Brussels: European Union environment ministers agreed today not to impose carbon dioxide emissions quotas on airlines until 2012,one year later than EU lawmakers had sought, the bloc s Portuguese presidency said.
According to a long-sought compromise, airlines will be subject the quotas not only on intra-European routes but also on all flights leaving from or flying to the EU.
The plans have sounded alarm bells in Washington, which has threatened to launch legal action if Europe goes ahead with them.
"The eyes of the world are upon us. We have to send out a strong signal to the rest of the world," Portuguese Environment Minister Francisco Nunes Correia said while chairing talks with counterparts in Brussels.
EU governments will now have to find a compromise with the European Parliament, which still has to approve the plans in a second reading.
Under the plans, airlines would have to meet quotas either by reducing their emissions or buying carbon dioxide credits from other industries.

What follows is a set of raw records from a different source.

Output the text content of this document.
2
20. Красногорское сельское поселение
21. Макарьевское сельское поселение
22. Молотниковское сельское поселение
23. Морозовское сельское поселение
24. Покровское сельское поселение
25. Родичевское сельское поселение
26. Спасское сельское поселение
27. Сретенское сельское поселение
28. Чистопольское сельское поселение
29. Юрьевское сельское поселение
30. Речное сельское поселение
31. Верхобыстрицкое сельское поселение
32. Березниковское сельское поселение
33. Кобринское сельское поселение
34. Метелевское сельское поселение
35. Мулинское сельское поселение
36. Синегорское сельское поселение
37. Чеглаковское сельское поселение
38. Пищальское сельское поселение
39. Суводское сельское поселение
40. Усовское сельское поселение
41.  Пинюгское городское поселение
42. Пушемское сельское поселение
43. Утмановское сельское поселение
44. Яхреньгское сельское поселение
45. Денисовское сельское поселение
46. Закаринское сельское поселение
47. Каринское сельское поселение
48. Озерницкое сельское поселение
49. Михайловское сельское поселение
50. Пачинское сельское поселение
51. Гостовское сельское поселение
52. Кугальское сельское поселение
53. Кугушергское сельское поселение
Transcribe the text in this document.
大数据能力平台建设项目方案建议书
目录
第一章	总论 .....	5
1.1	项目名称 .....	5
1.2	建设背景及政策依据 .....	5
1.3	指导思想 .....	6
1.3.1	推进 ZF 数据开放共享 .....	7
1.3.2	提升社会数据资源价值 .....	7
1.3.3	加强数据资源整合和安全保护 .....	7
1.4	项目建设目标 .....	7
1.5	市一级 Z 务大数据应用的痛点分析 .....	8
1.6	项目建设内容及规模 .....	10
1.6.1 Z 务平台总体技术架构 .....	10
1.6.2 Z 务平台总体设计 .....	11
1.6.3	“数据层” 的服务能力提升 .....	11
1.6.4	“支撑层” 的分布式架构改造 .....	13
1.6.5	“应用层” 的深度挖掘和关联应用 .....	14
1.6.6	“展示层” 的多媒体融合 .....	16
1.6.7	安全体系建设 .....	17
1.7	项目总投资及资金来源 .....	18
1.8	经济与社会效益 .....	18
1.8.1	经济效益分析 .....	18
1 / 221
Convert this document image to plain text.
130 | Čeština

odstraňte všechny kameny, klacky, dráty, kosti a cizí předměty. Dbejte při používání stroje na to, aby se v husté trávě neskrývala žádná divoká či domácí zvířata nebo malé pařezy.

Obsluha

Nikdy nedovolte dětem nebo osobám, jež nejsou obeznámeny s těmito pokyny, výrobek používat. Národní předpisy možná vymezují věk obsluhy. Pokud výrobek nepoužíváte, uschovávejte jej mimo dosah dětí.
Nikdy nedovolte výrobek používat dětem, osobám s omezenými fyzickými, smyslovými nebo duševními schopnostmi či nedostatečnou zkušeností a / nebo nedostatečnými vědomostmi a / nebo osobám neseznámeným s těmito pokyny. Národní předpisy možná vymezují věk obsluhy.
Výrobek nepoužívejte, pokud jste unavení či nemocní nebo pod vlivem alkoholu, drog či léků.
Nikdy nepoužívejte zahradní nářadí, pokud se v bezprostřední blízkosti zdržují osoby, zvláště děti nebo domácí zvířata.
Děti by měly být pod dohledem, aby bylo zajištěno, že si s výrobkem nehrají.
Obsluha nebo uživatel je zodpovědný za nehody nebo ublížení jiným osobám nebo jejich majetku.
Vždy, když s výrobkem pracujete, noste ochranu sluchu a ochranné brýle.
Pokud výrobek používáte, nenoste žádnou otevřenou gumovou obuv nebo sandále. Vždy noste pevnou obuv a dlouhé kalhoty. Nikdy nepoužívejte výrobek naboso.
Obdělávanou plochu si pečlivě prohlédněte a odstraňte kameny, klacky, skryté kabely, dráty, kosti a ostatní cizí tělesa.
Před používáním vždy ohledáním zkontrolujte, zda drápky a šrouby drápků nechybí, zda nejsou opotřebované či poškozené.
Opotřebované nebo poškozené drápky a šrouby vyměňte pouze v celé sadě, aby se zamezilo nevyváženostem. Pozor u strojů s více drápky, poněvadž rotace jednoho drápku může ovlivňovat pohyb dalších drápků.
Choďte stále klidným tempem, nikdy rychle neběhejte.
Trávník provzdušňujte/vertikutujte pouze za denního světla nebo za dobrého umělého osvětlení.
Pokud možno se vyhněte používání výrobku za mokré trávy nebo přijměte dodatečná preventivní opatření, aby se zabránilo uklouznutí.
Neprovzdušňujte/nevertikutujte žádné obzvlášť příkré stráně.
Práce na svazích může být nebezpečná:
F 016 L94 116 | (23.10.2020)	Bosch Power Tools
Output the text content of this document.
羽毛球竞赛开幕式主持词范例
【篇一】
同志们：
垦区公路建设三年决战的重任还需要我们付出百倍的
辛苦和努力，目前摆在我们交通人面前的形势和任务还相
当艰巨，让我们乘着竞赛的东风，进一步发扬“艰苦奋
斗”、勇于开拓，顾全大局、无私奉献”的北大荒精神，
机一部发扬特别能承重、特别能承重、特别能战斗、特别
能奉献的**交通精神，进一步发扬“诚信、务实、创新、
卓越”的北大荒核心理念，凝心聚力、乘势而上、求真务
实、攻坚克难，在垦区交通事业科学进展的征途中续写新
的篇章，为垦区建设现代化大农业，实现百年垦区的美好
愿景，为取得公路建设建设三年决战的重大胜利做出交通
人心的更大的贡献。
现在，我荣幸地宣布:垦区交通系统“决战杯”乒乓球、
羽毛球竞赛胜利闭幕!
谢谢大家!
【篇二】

The airline industry warned earlier this year that some carriers survival would be at risk because the sector would have to spend over 65 billion dollars between 2011 and 2022 buying up credits from more fuel-efficient industries to meet their quotas.
EU planes account for about half the industry s carbon dioxide emissions worldwide.
Aircraft carbon dioxide emissions account for only about three percent of the global total but they have increased by 87 per cent since 1990,according to the European Commission.